计及模速差异与杂散电容的反向行波辨识

Identification of Reverse Traveling Wave Considering Modular Velocity Difference and Stray Capacitance

单端法是行波测距研究的热点,但第2个浪涌波头的辨识因非故障线路及故障对端母线的存在变得困难。为此藉助故障行波线模与零模波速的差异提出一种区分故障半程内外的辅助判据。反向行波虽能有效抑制相邻非故障线路行波折射的影响,但仅基于极性比较的方法并不能准确地辨识出第2个电压行波,故考虑电压行波在实际变电站母线杂散电容处的传播特性,即电压行波在杂散电容处的初始反射系数恒为负的结果而利用第2个反向行波相对极性进行波头辨识。理论分析和实际仿真结果表明,这种方法不受线路两端母线类型影响,对单端行波测距法的有效实施有非常现实的意义。

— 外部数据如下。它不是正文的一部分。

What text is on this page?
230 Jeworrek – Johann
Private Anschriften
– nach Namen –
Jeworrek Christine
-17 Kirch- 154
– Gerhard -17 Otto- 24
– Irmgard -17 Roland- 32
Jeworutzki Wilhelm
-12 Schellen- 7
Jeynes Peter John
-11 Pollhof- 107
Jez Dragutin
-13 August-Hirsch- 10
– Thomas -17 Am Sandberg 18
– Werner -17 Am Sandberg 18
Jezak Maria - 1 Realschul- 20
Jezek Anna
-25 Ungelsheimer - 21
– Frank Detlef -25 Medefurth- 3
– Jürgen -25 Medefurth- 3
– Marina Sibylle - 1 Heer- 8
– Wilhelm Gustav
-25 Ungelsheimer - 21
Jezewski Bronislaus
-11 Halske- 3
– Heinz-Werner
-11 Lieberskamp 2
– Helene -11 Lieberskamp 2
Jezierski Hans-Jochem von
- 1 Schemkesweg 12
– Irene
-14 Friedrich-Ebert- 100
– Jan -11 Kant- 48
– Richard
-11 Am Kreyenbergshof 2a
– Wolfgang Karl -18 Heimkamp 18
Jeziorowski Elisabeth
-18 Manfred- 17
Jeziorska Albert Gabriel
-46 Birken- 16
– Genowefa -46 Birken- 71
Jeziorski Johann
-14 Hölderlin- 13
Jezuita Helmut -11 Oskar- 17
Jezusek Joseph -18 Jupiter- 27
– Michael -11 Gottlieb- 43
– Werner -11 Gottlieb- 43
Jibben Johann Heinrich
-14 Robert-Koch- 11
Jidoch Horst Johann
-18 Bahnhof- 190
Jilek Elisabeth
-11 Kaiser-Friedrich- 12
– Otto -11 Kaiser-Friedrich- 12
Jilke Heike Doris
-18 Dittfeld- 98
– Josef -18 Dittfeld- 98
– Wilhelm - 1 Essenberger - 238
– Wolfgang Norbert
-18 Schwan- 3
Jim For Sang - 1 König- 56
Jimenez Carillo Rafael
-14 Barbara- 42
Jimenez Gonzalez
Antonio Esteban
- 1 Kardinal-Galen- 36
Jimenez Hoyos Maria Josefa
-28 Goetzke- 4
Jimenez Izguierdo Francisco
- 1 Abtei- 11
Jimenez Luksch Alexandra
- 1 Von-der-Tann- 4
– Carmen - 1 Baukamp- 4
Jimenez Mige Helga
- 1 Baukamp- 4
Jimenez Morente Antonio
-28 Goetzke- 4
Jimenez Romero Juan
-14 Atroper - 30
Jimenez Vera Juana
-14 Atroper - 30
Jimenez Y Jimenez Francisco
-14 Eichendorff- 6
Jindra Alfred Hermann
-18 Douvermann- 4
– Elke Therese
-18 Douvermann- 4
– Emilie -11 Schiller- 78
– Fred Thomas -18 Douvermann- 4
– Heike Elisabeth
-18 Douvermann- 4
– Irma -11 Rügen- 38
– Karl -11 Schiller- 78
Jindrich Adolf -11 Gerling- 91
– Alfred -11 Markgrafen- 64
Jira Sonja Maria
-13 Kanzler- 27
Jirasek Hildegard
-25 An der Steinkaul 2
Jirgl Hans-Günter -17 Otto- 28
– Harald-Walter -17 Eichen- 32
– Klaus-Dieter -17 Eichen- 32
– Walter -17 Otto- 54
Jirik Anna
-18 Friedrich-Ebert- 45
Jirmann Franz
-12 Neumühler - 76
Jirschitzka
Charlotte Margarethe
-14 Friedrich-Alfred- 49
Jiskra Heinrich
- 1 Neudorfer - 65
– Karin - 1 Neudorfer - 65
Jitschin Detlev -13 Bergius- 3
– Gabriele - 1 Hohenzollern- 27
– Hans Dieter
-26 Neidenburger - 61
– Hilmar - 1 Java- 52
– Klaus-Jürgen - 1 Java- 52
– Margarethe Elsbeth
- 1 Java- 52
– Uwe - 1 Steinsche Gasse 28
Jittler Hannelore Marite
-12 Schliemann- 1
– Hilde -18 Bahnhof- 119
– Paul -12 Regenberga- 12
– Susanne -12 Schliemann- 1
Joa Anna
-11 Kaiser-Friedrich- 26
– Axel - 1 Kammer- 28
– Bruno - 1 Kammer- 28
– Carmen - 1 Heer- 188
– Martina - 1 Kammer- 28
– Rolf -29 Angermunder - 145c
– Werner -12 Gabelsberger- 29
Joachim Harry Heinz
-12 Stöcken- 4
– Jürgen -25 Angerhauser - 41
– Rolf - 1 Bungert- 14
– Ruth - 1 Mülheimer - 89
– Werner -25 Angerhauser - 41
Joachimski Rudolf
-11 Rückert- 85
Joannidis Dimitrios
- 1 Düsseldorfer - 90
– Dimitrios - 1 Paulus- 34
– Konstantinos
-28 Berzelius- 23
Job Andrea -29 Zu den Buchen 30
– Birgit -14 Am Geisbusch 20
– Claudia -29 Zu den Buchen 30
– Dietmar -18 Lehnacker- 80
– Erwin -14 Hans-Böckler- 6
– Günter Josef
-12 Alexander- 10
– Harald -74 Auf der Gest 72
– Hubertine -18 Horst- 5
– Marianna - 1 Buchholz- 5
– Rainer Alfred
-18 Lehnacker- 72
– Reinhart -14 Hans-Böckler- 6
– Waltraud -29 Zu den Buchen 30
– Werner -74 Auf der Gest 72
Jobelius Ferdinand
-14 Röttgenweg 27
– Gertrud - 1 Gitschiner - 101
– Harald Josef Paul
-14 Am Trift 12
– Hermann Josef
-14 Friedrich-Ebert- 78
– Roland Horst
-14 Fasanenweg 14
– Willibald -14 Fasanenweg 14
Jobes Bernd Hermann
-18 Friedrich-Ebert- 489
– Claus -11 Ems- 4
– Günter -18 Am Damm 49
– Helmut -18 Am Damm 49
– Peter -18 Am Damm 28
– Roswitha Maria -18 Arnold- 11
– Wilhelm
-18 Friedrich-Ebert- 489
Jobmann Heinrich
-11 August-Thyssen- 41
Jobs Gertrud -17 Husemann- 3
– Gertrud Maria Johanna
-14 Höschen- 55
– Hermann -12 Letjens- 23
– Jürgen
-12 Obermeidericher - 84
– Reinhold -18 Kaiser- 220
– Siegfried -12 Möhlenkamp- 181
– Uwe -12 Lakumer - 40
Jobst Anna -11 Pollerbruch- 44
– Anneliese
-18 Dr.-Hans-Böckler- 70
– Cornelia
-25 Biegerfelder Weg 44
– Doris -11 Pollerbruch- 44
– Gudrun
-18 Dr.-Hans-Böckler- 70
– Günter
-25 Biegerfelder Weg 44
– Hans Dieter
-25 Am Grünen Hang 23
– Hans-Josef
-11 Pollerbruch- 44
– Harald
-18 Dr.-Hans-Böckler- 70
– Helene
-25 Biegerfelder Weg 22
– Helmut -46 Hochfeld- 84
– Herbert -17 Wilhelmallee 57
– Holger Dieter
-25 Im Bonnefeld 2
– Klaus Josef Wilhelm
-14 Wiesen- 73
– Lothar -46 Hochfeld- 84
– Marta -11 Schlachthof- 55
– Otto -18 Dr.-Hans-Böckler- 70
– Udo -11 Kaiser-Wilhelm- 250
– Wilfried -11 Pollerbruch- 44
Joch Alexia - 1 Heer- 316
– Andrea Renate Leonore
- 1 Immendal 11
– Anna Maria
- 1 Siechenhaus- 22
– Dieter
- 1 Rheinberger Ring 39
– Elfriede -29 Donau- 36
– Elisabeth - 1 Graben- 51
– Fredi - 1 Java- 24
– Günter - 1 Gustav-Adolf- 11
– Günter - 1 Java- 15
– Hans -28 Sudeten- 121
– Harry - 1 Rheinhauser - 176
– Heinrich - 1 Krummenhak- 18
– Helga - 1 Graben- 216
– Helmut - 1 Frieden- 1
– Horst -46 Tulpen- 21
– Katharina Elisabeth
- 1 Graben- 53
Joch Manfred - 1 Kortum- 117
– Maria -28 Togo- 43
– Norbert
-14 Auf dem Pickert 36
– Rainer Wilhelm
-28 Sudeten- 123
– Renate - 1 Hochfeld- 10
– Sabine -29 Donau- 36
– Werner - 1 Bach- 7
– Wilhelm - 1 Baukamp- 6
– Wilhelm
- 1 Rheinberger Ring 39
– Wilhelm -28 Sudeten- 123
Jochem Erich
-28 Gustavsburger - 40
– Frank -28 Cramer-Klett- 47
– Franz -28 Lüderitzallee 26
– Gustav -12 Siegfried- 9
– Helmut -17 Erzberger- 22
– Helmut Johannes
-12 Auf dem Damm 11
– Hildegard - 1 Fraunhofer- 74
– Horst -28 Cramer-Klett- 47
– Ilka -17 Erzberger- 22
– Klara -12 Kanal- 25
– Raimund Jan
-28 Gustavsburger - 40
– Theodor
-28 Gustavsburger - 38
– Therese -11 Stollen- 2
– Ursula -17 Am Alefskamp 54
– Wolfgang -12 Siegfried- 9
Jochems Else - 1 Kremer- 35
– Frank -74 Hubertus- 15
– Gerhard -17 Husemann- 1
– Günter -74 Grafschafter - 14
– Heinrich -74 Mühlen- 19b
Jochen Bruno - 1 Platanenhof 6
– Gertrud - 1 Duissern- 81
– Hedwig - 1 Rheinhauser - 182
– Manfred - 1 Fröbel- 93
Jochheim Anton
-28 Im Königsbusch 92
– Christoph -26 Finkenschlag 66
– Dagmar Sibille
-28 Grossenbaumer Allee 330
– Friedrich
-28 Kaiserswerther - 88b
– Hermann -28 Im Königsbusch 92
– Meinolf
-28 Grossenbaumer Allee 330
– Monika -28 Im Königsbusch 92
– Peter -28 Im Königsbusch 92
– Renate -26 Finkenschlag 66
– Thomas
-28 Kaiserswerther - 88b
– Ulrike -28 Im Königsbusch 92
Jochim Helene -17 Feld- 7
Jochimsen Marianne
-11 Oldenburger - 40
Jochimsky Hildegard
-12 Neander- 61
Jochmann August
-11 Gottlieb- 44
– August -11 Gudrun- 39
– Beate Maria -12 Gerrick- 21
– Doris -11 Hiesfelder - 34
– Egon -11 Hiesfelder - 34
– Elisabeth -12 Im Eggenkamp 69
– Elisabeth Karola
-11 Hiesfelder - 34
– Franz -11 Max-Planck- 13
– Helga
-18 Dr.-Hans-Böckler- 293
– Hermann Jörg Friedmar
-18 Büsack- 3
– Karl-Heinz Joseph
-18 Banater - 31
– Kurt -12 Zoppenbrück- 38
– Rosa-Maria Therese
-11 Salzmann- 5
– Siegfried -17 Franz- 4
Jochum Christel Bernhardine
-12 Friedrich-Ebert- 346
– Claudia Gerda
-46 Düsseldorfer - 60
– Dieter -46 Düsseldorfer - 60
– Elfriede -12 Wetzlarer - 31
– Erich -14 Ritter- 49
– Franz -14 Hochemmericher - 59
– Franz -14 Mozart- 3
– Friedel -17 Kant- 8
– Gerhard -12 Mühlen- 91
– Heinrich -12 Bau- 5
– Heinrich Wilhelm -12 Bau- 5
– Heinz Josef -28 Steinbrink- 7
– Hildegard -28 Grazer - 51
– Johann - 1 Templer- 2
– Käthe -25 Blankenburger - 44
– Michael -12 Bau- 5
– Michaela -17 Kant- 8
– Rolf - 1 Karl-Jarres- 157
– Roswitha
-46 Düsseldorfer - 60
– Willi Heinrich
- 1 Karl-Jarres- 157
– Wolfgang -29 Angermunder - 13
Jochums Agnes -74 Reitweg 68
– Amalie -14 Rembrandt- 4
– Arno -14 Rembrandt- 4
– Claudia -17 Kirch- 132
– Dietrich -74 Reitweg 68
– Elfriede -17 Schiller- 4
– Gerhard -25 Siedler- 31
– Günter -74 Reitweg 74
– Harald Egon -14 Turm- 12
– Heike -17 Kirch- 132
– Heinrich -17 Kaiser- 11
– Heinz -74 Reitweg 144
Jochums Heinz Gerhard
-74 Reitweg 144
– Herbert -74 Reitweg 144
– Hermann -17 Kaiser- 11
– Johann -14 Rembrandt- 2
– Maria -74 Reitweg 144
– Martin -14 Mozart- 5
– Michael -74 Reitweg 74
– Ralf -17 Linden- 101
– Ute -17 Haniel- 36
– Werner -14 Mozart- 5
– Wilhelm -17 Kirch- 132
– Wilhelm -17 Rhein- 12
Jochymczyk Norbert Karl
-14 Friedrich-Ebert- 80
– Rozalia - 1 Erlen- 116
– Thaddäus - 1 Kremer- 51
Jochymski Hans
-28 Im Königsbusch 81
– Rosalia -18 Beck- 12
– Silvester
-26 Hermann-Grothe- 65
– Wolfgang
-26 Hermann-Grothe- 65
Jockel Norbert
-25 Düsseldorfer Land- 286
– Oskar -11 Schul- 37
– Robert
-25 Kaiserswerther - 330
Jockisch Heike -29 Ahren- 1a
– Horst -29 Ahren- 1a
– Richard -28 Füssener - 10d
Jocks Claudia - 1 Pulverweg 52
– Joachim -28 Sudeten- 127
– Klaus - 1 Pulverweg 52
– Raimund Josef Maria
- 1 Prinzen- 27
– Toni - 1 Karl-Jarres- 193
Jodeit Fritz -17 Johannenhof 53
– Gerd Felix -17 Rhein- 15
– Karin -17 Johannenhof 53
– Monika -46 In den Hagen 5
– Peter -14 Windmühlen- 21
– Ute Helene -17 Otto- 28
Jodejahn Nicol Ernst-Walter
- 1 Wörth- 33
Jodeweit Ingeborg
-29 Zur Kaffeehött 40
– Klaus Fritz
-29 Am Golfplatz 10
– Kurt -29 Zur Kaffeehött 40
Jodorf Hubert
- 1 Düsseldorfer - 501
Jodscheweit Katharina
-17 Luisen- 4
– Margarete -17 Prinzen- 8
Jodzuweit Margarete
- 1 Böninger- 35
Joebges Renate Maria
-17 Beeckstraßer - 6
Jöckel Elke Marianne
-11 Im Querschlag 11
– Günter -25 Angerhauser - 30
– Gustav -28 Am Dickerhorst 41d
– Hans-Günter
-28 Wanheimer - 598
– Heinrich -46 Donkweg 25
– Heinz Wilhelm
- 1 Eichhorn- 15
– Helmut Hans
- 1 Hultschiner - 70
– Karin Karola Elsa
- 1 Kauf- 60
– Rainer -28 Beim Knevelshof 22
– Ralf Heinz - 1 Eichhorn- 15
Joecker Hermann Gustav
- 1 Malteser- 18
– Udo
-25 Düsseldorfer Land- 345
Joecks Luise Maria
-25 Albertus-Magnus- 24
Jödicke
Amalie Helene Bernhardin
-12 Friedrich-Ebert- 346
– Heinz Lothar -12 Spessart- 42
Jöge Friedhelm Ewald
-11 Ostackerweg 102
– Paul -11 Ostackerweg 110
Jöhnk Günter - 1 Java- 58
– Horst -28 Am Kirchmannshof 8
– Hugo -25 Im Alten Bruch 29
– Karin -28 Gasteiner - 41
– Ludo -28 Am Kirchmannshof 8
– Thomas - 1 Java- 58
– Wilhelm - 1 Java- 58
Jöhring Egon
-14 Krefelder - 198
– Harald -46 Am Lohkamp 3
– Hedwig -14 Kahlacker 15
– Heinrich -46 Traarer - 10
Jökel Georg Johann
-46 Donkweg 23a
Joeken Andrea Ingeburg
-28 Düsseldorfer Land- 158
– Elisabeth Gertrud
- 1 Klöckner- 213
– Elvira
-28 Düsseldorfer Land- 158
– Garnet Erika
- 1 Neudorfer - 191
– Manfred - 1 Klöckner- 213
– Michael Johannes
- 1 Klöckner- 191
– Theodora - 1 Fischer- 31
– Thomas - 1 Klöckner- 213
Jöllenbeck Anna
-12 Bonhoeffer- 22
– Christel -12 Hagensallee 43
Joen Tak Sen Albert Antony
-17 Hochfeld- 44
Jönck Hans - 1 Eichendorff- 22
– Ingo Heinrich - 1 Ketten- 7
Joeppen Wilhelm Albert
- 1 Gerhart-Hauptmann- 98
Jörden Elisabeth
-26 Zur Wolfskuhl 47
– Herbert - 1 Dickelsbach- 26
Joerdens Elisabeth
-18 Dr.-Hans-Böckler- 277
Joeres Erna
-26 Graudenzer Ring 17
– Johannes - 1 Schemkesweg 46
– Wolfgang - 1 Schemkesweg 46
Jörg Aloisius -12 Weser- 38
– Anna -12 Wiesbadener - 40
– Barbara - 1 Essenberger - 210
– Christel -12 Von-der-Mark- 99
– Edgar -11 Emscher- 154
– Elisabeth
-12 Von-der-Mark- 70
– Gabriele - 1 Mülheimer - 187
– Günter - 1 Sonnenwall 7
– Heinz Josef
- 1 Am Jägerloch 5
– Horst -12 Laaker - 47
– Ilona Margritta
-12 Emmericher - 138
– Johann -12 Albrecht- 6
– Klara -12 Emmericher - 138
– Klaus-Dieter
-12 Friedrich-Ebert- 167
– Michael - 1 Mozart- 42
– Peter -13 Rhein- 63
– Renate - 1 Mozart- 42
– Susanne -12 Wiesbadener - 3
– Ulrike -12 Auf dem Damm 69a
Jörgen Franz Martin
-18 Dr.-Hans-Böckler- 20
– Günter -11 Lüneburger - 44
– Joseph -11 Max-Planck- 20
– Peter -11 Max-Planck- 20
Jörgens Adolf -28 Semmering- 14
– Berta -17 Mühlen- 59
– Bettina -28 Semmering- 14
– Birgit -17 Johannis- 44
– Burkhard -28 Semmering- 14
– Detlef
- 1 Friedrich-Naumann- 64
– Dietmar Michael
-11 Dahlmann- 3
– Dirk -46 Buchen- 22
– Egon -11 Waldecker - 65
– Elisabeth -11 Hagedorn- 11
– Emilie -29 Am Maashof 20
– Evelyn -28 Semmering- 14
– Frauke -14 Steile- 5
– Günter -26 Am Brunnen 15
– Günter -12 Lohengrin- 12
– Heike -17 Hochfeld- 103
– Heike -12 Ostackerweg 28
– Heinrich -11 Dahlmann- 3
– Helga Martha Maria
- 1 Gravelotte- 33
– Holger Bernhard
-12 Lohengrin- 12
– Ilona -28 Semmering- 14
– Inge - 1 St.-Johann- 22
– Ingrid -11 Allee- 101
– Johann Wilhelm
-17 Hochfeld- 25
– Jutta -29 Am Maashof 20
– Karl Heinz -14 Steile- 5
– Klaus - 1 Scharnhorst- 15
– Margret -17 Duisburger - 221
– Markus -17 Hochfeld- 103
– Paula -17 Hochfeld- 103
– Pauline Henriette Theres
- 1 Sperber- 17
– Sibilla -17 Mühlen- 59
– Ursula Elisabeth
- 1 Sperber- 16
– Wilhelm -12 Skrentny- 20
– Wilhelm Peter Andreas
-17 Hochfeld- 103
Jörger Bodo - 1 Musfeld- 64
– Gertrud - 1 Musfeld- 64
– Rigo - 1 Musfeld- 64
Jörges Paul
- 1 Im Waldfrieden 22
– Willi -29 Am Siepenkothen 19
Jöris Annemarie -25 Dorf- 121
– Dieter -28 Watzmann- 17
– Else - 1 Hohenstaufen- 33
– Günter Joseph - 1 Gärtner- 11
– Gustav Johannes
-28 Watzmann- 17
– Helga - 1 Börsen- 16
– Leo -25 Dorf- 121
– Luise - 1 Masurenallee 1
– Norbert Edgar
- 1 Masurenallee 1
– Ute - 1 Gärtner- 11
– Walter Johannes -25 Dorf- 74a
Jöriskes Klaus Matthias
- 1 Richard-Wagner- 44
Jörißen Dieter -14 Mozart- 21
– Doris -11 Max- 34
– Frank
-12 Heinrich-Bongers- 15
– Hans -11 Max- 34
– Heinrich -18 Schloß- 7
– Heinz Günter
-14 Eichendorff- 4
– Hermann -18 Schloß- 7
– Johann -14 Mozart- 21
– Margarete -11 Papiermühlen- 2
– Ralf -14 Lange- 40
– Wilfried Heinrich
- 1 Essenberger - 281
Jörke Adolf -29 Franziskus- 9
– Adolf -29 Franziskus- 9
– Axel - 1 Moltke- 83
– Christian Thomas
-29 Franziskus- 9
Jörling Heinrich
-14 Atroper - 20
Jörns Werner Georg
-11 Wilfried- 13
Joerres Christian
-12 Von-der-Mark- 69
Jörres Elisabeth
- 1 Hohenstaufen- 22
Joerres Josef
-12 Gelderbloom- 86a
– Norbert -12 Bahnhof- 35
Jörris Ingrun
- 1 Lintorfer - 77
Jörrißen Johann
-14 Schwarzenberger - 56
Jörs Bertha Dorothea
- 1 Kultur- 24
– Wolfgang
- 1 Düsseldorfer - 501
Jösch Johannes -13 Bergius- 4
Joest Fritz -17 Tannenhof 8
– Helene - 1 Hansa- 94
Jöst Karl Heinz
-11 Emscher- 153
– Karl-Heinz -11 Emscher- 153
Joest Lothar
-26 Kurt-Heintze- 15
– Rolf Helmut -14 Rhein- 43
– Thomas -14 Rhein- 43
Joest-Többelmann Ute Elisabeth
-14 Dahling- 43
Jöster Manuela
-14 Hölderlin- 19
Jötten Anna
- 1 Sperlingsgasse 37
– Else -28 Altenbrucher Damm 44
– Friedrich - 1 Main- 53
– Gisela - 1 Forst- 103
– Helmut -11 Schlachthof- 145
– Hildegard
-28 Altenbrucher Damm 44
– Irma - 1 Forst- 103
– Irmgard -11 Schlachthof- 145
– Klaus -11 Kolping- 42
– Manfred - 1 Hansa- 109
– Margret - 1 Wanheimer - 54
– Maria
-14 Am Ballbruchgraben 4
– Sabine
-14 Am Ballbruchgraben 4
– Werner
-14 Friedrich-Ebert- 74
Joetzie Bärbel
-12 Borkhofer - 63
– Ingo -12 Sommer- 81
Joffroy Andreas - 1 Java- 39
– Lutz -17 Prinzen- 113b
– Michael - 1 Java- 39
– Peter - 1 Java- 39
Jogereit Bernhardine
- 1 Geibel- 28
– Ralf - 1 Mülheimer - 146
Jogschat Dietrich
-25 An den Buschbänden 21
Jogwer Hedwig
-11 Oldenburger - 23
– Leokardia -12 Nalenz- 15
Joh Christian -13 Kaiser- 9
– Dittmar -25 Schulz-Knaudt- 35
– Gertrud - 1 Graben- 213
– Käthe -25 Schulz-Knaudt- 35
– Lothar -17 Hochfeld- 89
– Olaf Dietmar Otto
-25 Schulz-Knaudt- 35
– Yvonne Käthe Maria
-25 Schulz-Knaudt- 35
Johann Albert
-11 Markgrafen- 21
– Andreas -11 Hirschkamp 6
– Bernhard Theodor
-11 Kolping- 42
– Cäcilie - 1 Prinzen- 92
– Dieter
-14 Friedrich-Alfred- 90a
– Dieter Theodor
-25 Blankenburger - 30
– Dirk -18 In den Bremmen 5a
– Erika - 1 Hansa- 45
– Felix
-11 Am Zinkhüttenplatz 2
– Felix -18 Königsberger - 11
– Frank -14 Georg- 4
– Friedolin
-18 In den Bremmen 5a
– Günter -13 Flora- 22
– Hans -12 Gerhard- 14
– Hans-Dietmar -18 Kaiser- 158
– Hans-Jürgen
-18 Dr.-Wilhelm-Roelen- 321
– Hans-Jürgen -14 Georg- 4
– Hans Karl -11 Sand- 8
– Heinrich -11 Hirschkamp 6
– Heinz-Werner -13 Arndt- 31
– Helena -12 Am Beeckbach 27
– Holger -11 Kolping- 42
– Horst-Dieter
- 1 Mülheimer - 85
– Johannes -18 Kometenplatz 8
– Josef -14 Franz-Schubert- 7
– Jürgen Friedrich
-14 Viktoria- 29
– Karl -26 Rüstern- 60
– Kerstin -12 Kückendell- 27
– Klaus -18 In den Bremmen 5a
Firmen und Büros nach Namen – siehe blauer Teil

Fast fault location can enhance the speed of examination, repair and restoration, as well as operation stability and reliability. Single-ended transient locator has high quality and correspondingly inexpensive investments compared with double-ended one. In accordance with the bottleneck of identifying the second traveling wave based on single-ended location method, this paper presented an auxiliary criterion to distinguish whether the fault was close-in or remote half using velocity interval between aerial and ground modes at first. Though reverse traveling wave can reject the influences of waves from adjacent healthy lines, the approach purely based on polarity comparison could not accomplish the identification of the second traveling wave perfectly. Because of the existence of stray bus capacitance, the promulgation characteristics of traveling wave change and the initialized reverberation coefficient of voltage traveling wave is always negative. Accordingly, a novel approach to identify the second reverse traveling wave using its＇ relative polarity is proposed, Theoretical analysis and simulation results show that the method is applicable for all actual bus types.